The margin was back up in the twenties as Green missed again down low to end the quarter. San Antonio took an 89-67 lead into the final frame. Draymond was 2-for-11 and Klay 3-for-11 from the field.

4TH QUARTER: Make That Two Warriors Limping

With Curry limping at the end of the third after either bumping into Leonard on a baseline cut (knee-on-knee?) or the resultant curl into Barnes setting the pick (charlie-horse?), Kerr began to wave the white flag even as the bench unit — without the suspended Shaun Livingston — took the floor.

Leandro Barbosa made a couple patented left-baseline drives, but Marco Belinelli swished a left wing triple as Justin Holiday slipped and Ginobili drilled a catch-and-shoot trey from Boris Diaw. The Spurs’ lead reached 99-73 with 6:48 remaining.

After that, Barbosa closed out at the point position along with Holiday, Barnes, James Michael McAdoo, and Festus Ezeli, who had a nice dunk off an offensive rebound of a Holiday miss.

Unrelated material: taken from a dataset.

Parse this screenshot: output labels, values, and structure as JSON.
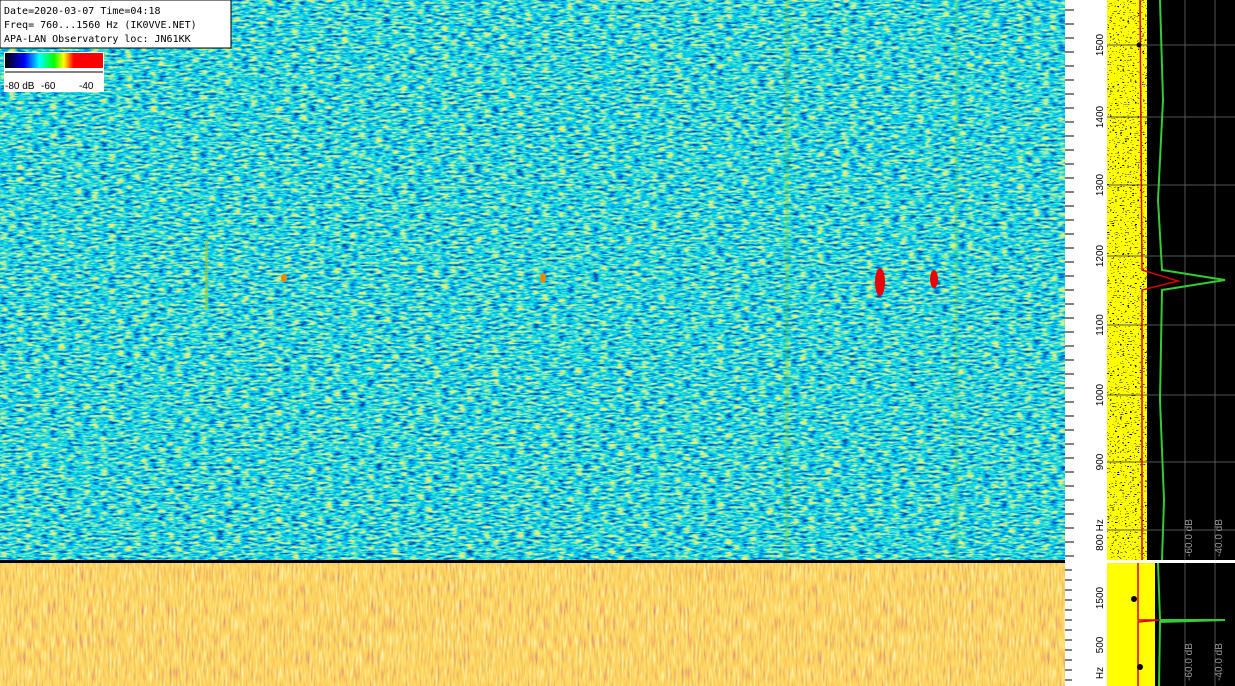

Barnes finally broke his game-long drought as he swished a right baseline jumper assisted by Barbosa, but of greater concern was Ezeli, who limped off the court as the buzzer sounded and the game ended with the score of 107-92.

Leonard led all scorers with 26 points, Duncan had 19, and Danny Green 18 on 4 treys. Curry led the Warriors with 24 points 9-for-17 field, 5-for-10 downtown, 6 assists, but 4 turnovers. Klay was just 3-for-11, 0-for-3 beyond the arc. Draymond was 2-for-11, but still had 7 rebounds and 6 assists. Bogut had 10 points, 7 rebounds. Barbosa had 12 off the bench, Iguodala 10.

The Warriors, who got their winning streak ended at 12, will fly to New Orleans and face the Pelicans in two nights.